# Repair drywall behind mirrored wall that were removed



## Donna34655 (May 9, 2009)

We just removed a wall of mirrors. Left are the brown drywall glue spots. The wall is also orange peel textured and is a focal point in the dining room. We thought about just covering it with new drywall or wallpapering. Does anyone have any suggestions? We want to keep this 8' x 10' wall under $100.00. Thank you


----------



## AtlanticWBConst. (May 12, 2006)

Hello,

What you want to do is:

1. Remove any left over adhesive from the wall.
2. Remove any loose sheetrock surface paper.
3. Apply Zinnser's Gardz over the brown spots and torn paper face. 

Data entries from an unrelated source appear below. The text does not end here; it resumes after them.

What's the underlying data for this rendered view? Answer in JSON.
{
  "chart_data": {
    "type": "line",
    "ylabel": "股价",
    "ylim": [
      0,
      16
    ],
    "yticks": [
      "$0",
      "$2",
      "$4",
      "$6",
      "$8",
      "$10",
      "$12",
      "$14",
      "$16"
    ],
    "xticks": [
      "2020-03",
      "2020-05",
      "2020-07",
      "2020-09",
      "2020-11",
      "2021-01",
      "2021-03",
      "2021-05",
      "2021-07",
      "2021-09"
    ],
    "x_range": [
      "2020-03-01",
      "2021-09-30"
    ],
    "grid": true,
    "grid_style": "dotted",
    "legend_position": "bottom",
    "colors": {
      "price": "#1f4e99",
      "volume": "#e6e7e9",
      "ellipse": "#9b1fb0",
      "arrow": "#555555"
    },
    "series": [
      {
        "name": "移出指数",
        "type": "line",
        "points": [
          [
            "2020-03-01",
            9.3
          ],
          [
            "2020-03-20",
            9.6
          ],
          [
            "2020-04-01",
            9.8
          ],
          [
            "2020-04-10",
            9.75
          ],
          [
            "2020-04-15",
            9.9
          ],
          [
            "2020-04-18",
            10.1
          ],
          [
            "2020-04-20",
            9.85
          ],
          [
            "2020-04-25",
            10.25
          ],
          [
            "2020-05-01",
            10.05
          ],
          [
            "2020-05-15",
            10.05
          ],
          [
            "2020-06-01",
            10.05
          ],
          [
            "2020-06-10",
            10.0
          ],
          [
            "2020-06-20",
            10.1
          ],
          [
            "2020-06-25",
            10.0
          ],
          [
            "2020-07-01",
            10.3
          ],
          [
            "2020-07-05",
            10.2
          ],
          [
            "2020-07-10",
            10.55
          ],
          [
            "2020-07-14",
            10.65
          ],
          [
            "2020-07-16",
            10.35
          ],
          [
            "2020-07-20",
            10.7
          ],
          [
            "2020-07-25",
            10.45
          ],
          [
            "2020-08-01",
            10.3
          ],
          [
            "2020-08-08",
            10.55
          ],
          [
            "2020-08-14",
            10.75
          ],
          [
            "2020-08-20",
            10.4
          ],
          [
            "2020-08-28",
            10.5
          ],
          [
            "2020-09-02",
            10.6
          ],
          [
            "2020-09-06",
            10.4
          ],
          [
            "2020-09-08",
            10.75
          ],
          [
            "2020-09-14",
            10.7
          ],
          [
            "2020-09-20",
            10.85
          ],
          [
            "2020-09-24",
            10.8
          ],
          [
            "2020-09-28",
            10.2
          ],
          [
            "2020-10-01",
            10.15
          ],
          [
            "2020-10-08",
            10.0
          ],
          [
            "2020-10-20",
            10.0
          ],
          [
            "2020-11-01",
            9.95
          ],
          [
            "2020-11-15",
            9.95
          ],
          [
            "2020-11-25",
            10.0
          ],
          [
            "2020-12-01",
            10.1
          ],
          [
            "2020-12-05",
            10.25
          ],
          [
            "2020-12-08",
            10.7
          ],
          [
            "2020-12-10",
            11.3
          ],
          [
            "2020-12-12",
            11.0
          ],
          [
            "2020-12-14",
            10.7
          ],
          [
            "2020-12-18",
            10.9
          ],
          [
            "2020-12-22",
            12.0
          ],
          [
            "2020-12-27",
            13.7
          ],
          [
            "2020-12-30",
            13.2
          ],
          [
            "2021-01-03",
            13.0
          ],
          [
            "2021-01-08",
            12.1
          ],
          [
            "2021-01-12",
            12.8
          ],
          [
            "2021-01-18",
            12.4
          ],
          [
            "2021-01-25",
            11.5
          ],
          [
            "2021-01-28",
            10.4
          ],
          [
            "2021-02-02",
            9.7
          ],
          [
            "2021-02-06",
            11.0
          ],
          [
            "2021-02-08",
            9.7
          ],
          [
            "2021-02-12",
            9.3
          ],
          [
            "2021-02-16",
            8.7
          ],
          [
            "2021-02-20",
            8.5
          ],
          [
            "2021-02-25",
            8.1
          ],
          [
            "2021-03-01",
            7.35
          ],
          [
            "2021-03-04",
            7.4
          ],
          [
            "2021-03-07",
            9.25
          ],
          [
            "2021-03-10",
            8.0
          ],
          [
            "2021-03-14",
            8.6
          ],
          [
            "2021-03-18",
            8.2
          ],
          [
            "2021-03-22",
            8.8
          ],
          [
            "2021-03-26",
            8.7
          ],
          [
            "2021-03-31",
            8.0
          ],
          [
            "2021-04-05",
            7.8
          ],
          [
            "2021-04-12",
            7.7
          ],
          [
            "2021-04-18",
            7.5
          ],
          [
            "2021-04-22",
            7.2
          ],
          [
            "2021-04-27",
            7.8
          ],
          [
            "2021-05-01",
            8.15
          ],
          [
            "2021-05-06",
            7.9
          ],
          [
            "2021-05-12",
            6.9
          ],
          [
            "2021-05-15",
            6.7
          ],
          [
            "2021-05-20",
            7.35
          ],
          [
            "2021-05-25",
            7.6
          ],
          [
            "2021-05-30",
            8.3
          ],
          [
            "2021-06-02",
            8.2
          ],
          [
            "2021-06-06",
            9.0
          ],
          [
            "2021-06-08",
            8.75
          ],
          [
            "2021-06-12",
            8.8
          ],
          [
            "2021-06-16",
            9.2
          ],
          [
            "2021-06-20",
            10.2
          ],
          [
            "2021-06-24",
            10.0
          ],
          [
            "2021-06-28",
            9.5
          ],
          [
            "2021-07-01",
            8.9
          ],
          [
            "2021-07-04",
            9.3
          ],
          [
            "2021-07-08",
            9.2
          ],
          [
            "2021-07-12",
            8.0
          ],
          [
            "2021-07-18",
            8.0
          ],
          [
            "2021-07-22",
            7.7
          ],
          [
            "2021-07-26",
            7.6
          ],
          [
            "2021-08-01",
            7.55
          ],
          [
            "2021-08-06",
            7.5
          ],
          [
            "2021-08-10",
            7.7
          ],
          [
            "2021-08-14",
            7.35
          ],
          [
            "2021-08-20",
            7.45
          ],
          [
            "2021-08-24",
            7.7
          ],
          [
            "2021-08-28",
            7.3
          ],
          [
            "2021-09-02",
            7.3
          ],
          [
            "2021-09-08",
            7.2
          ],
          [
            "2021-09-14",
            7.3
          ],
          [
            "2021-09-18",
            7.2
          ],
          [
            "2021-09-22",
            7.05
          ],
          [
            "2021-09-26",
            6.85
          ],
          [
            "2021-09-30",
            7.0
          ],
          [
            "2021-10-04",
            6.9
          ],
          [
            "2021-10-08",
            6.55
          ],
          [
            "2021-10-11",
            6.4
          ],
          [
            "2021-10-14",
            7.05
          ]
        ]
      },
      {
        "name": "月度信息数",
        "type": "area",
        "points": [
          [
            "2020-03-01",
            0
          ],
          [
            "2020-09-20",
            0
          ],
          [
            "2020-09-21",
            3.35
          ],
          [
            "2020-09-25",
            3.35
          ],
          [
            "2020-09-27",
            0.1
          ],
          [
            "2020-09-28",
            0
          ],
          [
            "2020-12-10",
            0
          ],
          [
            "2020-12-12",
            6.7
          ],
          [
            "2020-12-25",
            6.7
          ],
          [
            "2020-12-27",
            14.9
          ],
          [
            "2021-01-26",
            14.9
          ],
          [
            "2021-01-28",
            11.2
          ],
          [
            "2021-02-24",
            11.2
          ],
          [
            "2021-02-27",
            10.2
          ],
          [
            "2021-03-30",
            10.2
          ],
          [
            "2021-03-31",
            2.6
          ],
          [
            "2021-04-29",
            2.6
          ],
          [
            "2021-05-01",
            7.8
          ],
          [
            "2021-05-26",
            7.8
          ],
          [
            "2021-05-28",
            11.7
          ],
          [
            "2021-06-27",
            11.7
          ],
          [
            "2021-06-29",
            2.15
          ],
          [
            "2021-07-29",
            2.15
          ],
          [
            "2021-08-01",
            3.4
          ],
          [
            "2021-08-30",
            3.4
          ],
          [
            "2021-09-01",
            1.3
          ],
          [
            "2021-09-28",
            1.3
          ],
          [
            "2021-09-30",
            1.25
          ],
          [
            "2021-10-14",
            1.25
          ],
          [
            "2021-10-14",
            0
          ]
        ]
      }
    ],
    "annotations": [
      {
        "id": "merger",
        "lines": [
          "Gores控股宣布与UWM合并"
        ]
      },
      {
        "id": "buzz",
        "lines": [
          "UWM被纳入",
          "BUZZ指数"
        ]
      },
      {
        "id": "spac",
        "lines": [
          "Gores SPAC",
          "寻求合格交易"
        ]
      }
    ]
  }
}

Link: http://www.zinsser.com/product_detail.asp?ProductID=27

4. Upon curing/drying of the Gardz: Apply skim coats of drywall joint compound smoothly.
5. Apply the compound per normal application. Upon drying, sand smooth. (This will take 2 to 3 coats of compound to get damaged areas smooth)
6. Upon completion of smoothing out the wall area: Apply your Orange peel texture per standard application procedure.

Link: http://www.homaxproducts.com/products/texture/02/index.html

7. Prime and Paint.

This should all be definitely under $100.00 in cost.

Good Luck on the Project.


----------



## Donna34655 (May 9, 2009)

*Drywall repair*

Thank you very much for the great step by step instructions. I will be waiting for Home Depot to open this morning!


----------